Baron Winters entered the room. The dark-haired man stared about at the place with a disdainful eye. “Quite a racket you make, Constantine. Remind me to charge you more next time you wish to disrupt my home.”

John Constantine reached into his jacket pocket, pulled out his pack, and lit a cigarette. He had been dying for one of these for quite a while now. “Put it on my tab, Winters. We’ll settle up another time.”

“What about my helmet?” Mento cried, seeming even more unbalanced by his experiences in this room. “It’ll take me ages to rebuild the damn thing!”

“That gadget could have exploded on your head, you know,” Sargon reminded him. “Count yourself fortunate.”

Zatanna rose from the table and left the room. Their business here had ended, and the crisis had been averted. She no longer felt the need to sit about with these men. It was time to mourn the passing of her father.

Constantine let her go instead of running after her. She didn’t need that.
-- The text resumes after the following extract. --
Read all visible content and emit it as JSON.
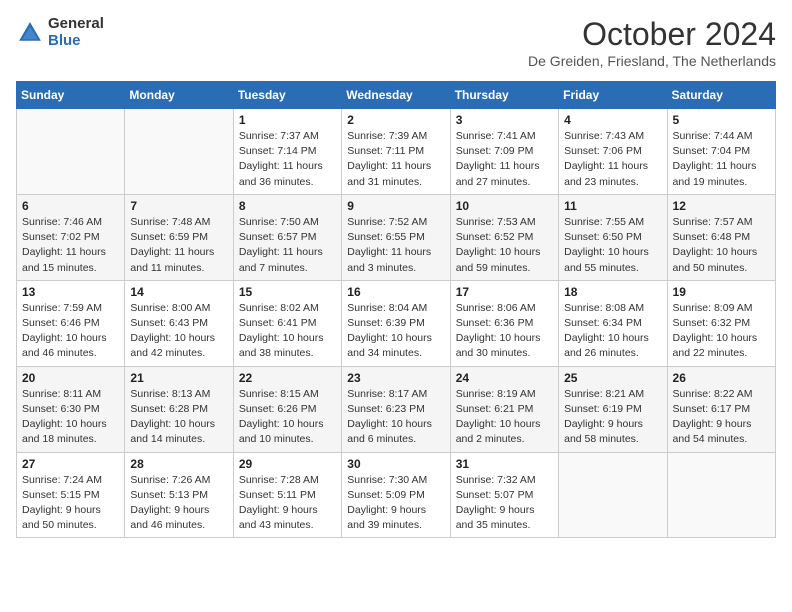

Besides, Dayton was still going on about the helmet. “Steve, look at it this way — at least you’re alive.” A joke came to mind about Mento being fresh and full of life, but it seemed tasteless in the wake of Zatara’s death, and he kept it to himself.

“Fine!” Mento said, grabbing the remains of his equipment. Surprisingly, it was cool to the touch, and he began to consider that it might be salvageable after all. “I’ll just go home to my mansion and try to forget this whole thing ever happened!” And with that, he stormed out of the room.

Doctor Occult stood. “It is time for me to part as well. I have duties back on my own world, and I have no wish to further incur Shazam’s wrath by remaining here.” And with that, he made for the door. He gave Baron Winters a slight bow before exiting. That left only Sargon and John Constantine to help tidy things up on the material plane before departing as well. But Constantine’s student still had things to do.

***

The Swamp Thing awoke sometime later in confusion, and he asked the Phantom Stranger what had happened.

“Happened? Nothing has happened,” the Stranger said. “Everything has happened. Can’t you feel it? Everywhere things look the same, but the feeling… the feeling is different.”

“Yeah,” said Deadman, who was among the allies, “you’re right. Everything’s sharper, more distinct, like the air after a storm…”

“A storm that had been brewing since the universe was formed,” added the Phantom Stranger. “Perhaps the atmosphere had grown more charged and oppressive than we realized.”

“But the nature of good… the nature of evil… they have not changed?” questioned the Swamp Thing.

“Perhaps not… but I suspect a different light has been cast upon their relationship. In the heart of darkness, a flower blossoms, enriching the shadows with its promise of hope. In the fields of light, an adder coils, and the radiant tranquility is lent savor by its sinister presence. Right and wrong, black and white, good and evil. All my existence I have looked from one to the other, fully embracing neither one. Never before have I understood how much they depend upon each other.”